There will be times were you are given a lot of variables in your data set. This by itself may not be a problem. but it could come with some drawbacks. Many models will have slower fit times at best, and worse performance at worst. Not all your variables are likely beneficial in your model. They could be uninformative, correlated or contain redundant information. We look at ways to deal with correlated features, but there will also be methods here to accomplish similar goals.

Suppose the same variable is included twice in your model. Both will not be able to be used in your model at the same time. Once one is included, the other becomes irrelevant. In essence, these two variables are completely correlated, thus we need to deal with this type of problem as well.

The overarching names for these types of methods are dimensionality reduction and feature selection, and we will cover most of these methods here.
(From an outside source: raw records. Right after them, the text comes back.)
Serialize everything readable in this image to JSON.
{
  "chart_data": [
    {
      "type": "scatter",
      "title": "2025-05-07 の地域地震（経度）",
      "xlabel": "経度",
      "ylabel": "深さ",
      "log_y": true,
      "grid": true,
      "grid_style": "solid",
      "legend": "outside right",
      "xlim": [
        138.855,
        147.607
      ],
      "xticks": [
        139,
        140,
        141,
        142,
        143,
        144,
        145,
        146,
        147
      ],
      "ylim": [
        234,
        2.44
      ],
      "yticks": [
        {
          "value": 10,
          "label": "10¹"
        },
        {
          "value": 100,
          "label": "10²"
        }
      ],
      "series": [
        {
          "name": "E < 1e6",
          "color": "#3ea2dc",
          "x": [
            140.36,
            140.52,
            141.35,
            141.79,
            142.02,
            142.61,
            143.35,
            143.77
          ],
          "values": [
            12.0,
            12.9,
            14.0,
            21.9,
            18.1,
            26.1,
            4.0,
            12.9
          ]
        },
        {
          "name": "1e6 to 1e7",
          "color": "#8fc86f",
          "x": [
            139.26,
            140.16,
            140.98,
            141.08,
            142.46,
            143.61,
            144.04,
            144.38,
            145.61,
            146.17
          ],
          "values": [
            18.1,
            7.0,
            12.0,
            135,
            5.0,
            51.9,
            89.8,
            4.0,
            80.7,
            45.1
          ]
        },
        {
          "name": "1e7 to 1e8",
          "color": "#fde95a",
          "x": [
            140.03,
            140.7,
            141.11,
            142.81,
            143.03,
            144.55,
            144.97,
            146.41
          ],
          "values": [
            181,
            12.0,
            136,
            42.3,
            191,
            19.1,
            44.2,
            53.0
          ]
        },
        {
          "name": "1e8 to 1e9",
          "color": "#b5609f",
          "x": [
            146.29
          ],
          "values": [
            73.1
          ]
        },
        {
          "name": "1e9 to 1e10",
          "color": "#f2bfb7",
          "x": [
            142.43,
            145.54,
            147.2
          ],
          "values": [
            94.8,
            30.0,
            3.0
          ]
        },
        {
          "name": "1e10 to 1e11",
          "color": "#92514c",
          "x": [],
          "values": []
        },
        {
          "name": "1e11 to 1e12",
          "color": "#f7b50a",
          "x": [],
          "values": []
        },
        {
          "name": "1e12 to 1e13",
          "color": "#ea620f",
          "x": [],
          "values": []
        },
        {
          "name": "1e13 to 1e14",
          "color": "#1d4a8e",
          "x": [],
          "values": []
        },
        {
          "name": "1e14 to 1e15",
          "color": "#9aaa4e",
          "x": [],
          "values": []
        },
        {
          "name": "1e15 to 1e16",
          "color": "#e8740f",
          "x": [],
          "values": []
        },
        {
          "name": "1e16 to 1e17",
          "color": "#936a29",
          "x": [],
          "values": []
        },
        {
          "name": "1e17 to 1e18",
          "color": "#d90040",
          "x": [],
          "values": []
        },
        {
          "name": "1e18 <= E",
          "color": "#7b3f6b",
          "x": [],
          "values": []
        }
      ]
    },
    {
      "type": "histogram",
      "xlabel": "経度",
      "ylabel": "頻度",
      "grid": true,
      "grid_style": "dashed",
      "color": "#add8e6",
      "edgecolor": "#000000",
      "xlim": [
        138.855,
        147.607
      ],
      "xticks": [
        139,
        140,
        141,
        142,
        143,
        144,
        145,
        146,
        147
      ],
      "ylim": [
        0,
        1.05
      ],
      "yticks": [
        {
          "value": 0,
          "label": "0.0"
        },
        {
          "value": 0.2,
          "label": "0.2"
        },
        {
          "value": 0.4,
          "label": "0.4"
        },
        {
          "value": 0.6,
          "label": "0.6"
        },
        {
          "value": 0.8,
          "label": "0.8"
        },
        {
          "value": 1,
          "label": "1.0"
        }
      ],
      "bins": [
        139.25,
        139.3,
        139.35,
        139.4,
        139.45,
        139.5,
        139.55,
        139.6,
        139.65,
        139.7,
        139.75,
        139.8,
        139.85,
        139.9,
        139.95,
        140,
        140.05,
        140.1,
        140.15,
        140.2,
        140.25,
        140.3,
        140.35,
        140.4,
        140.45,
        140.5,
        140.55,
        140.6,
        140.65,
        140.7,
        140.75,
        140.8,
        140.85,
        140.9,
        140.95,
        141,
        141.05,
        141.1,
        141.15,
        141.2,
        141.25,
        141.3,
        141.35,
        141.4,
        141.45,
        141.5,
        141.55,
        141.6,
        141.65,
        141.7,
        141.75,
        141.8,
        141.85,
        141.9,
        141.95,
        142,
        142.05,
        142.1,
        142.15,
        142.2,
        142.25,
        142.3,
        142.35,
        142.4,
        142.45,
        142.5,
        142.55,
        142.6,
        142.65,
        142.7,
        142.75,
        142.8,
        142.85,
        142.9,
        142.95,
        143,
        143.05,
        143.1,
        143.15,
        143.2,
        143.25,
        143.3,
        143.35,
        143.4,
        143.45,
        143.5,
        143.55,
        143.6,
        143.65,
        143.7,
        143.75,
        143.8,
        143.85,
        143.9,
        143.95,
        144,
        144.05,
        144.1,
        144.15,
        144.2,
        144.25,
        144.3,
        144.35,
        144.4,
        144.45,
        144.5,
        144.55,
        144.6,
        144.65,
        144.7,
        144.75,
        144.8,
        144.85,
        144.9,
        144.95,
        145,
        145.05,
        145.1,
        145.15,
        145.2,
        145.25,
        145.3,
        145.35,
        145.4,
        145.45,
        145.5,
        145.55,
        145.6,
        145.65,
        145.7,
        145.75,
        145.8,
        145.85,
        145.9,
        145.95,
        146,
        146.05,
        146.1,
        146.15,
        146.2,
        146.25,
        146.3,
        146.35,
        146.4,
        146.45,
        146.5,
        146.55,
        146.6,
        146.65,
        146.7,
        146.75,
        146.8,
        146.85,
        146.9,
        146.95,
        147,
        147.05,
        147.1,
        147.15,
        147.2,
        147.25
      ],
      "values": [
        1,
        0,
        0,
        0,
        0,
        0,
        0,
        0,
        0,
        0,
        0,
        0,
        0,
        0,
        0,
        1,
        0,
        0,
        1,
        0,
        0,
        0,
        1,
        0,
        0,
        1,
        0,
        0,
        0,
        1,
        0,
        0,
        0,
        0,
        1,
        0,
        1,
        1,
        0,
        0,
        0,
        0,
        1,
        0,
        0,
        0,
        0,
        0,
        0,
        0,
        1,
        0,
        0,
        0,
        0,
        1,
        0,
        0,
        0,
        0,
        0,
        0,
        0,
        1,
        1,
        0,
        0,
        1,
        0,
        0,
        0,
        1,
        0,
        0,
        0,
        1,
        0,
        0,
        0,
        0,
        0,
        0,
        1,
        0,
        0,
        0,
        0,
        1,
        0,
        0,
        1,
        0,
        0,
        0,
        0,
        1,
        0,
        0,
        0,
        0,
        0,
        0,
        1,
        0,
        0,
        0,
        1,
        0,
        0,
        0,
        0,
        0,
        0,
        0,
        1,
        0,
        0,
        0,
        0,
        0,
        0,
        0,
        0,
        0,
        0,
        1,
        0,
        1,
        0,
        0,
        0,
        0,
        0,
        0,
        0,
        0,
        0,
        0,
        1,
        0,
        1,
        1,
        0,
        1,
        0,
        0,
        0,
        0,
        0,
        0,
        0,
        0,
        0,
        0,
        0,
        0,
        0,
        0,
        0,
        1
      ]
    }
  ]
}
66.2 Non-zero Variance filtering

These types of methods are quite simple, we remove variables that take a few number of values. If the value is always 1 then it doesn’t have any information in it and we should remove it. If the variables are almost always the same we might want to remove them. We look at these methods in the Non-zero Variance filtering chapter.

TODO

Figure out where to best write about de-duplication

66.3 Dimensionality reduction

The bulk of the chapter will be in this category. This book categorizes dimensionality reduction methods as methods where a calculation is done on several features, with the same or fewer features being returned. Remember that we only look at methods that can be used in predictive settings, hence we won’t be talking about t-distributed stochastic neighbor embedding t-SNE.

66.4 Feature selection

Feature selection on the other hand finds which variables to keep or remove. And then you act on that. This can be done in a couple of different ways. Filter-based approaches, these methods give each feature a score or rank, and then you use this information to select variables. There are many different ways to get these rankings and many will be covered in the chapter. Wrapper-based approaches. These methods iteratively look at subsets of data to try to find the best set. Their main downside is they tend to add a lot of computational overhead as you need to fit your model many times. Lastly, we have embedded methods. These methods use more advanced methods, sometimes other models, to do the feature selection.